La decisione di includere le quattro strisce della bandiera catalana sulla maglia ci ha causato seri problemi. Alcuni politici lo interpretarono come un atto di ribellione contro lo Stato

Sandro Rosell è stato presidente del Barcellona dal 2010 al 2014, ed è finito in carcere per due anni, in custodia cautelare tra il 2017 e il 2019. El Paìs rilancia una sua riflessione sulla rivista TantaLibre sull’inaspettata frequenza con cui la politica influenza e interviene nel mondo del calcio. Perché la sua vicenda ne è un esempio.
“Il rapporto tra politica e calcio, soprattutto in Catalogna, ha raggiunto nuovi livelli di conflitto. Durante il mio mandato come presidente del Barcelona, ho sperimentato la brutalità con cui la politica non solo influenza, ma anche spudoratamente e crudelmente investe lo sport. Durante il mio mandato, un gruppo di politici all’interno del governo spagnolo, in particolare Alicia Sánchez Camacho, presidente del Partito Popolare in Catalogna, mi ha incluso in una lista di “potenziali separatisti catalani” da eliminare. Questa lista faceva parte di una strategia volta a destabilizzare le figure che rappresentavano la resistenza politica, in questo caso coloro che si riteneva sostenessero la causa indipendentista catalana, indipendentemente dal fatto che fosse vero o meno”.

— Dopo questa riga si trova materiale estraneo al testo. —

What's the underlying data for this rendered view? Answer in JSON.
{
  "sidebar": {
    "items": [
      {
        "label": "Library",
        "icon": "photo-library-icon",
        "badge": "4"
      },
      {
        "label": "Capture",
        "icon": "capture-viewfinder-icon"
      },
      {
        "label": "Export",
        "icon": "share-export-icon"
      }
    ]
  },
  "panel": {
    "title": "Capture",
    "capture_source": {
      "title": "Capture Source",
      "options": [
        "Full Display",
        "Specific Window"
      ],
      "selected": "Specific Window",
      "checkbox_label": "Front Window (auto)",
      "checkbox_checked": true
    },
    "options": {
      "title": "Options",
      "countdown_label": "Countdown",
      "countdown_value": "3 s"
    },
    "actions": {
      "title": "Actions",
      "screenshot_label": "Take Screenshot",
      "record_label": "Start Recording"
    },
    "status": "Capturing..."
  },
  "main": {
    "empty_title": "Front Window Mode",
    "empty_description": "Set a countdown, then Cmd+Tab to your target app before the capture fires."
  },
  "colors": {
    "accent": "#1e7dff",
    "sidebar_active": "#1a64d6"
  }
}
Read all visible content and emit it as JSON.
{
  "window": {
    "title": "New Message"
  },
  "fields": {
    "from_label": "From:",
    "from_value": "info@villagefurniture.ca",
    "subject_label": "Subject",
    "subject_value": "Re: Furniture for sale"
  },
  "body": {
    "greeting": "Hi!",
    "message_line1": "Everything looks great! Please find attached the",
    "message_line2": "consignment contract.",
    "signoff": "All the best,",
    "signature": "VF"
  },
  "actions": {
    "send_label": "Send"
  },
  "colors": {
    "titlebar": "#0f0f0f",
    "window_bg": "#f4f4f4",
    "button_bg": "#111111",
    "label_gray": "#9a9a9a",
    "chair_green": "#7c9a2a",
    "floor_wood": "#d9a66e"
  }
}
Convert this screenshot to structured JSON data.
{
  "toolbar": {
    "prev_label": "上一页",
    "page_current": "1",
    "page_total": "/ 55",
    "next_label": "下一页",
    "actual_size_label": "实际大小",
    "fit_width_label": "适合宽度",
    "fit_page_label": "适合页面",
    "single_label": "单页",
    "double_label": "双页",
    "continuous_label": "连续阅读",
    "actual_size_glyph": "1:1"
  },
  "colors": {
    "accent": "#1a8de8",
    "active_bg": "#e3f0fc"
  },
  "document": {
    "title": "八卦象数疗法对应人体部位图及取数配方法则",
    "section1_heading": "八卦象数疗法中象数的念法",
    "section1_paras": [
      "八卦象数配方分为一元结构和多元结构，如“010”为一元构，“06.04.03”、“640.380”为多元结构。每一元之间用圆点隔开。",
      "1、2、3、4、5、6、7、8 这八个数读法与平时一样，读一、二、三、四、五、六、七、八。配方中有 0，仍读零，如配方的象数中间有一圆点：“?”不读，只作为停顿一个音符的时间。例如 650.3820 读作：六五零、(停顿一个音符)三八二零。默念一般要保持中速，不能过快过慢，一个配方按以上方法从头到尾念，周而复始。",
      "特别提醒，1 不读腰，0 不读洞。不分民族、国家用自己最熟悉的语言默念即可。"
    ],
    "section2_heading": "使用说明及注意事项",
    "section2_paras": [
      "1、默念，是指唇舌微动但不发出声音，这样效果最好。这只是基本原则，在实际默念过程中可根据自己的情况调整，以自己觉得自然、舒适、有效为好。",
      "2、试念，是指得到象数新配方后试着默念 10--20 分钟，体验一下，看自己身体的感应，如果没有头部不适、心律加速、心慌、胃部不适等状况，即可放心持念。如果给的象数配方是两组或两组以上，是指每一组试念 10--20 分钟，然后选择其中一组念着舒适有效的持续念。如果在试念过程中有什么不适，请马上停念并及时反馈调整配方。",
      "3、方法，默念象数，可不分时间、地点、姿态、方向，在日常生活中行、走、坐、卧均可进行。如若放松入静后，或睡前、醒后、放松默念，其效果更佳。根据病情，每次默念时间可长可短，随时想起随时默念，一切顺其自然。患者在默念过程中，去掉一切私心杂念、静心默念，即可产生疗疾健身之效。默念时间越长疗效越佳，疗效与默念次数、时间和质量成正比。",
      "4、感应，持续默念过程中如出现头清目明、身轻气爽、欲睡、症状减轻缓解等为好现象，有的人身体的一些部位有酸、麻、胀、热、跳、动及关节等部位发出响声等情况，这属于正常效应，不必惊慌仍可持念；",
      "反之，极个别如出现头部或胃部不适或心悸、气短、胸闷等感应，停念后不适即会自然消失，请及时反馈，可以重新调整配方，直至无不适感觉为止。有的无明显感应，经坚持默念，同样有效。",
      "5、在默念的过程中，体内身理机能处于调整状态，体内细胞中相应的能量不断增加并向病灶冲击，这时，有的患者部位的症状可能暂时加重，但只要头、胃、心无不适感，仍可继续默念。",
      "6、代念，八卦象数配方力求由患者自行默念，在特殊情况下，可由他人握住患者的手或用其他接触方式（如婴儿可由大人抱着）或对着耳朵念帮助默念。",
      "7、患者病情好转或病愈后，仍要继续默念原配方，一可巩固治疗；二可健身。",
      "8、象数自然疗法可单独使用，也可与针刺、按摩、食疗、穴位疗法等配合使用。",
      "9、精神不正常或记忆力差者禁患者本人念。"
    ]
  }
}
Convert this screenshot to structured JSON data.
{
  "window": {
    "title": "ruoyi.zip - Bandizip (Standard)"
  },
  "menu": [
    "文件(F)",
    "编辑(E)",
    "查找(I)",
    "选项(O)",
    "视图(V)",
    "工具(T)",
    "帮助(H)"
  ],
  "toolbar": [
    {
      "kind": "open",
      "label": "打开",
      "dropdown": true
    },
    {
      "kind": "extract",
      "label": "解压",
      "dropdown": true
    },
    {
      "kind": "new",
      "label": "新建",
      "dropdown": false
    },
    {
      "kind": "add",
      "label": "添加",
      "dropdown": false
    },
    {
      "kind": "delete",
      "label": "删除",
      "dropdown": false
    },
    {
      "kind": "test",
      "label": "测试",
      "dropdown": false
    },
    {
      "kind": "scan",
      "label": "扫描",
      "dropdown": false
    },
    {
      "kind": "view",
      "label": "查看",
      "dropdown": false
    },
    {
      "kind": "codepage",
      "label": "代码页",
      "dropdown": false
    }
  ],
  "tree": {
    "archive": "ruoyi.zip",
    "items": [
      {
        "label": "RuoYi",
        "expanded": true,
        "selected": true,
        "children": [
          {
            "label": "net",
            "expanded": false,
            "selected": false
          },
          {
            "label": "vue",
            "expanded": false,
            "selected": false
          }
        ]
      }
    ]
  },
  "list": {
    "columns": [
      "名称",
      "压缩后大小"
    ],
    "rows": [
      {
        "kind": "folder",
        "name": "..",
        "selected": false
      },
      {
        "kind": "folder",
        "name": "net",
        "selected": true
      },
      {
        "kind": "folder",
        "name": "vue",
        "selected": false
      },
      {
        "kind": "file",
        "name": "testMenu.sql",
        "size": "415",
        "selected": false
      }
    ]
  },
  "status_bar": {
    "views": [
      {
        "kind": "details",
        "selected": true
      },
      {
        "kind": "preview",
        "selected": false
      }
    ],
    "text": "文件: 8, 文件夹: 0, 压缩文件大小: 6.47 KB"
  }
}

“La mia posizione di presidente del Barcellona, all’epoca uno dei club più potenti al mondo sia dentro che fuori dal campo, mi rendeva un bersaglio perfetto per gli interessi politici. In quegli anni, il Barcellona stava vivendo uno dei periodi più vincenti della sua storia. La prima squadra, guidata da Lionel Messi, stava dominando le competizioni nazionali e internazionali, mentre la situazione finanziaria del club era la più solida della sua storia. Ma fu proprio durante questi momenti di successo che si intensificarono i tentativi di controllo del Barcellona da parte degli ambienti politici”.
Rosell e il Barcellona
“La decisione del nostro consiglio di amministrazione di includere le quattro strisce della bandiera catalana sulla maglia da trasferta della squadra ci ha causato seri problemi. Alcuni settori politici lo interpretarono come un atto di ribellione contro lo Stato. Questo tipo di decisioni, che per molti sono semplicemente simboliche, sono inaccettabili per altri e mettono a repentaglio il loro controllo sui principali simboli nazionali. Da quel momento in poi si è scatenata una campagna mediatica e politica volta a “eliminare” socialmente coloro che, come me, difendevano l’indipendenza del club e il suo diritto alla libera espressione”.
“In questo contesto, i meccanismi dello Stato cominciarono ad agire contro il Club e tutto ciò che rappresentava. Utilizzando canali giudiziari, vennero fabbricati falsi casi, privi di prove o fondamenti legali, per cercare di destabilizzare il Club e danneggiarne il sano rendimento sportivo, economico e sociale, cosa che innervosì sia i nemici interni che quelli esterni. Le accuse erano del tutto prive di fondamento, ma ciò non gli ha impedito di tenermi ingiustamente in custodia cautelare per quasi due anni, con l’unico scopo di fare pressione e mettere a tacere coloro che si opponevano ai suoi interessi. Questa situazione è stata favorita dal giudice Carmen Lamela, le cui azioni erano chiaramente parziali, altamente insolite e probabilmente corrotte, qualcosa che stiamo cercando di scoprire con prove e fatti incontestabili. La sua promozione dalla Corte nazionale alla Corte suprema andava contro la prassi abituale; ciò dimostra fino a che punto il malfunzionamento del sistema giudiziario spagnolo possa agire in collusione con interessi politici“.
“L’aspetto più allarmante di questo tipo di intervento è che, nonostante le prove della corruzione e dell’abuso di potere siano evidenti, sono pochissimi quelli puniti per le loro azioni. La mancanza di conseguenze per questi attori corrotti rende chiaro che, nonostante viviamo in una società che si definisce democratica, i meccanismi di controllo del potere restano molto simili a quelli delle dittature, dove chi non si sottomette alla volontà del regime viene punito senza pietà”.
“Nelle democrazie l’interferenza politica esiste ancora, ma assume forme più sottili. I politici cercano di sfruttare la passione che lo sport suscita tra le persone per manipolare i voti e aumentare la loro base di sostenitori. Nel caso della Catalogna, ad esempio, il calcio è stato utilizzato dai separatisti come mezzo per mobilitare i propri sostenitori e stabilire un’identità collettiva. In questo contesto, lo sport cessa di essere una mera competizione e diventa uno spazio di confronto politico”.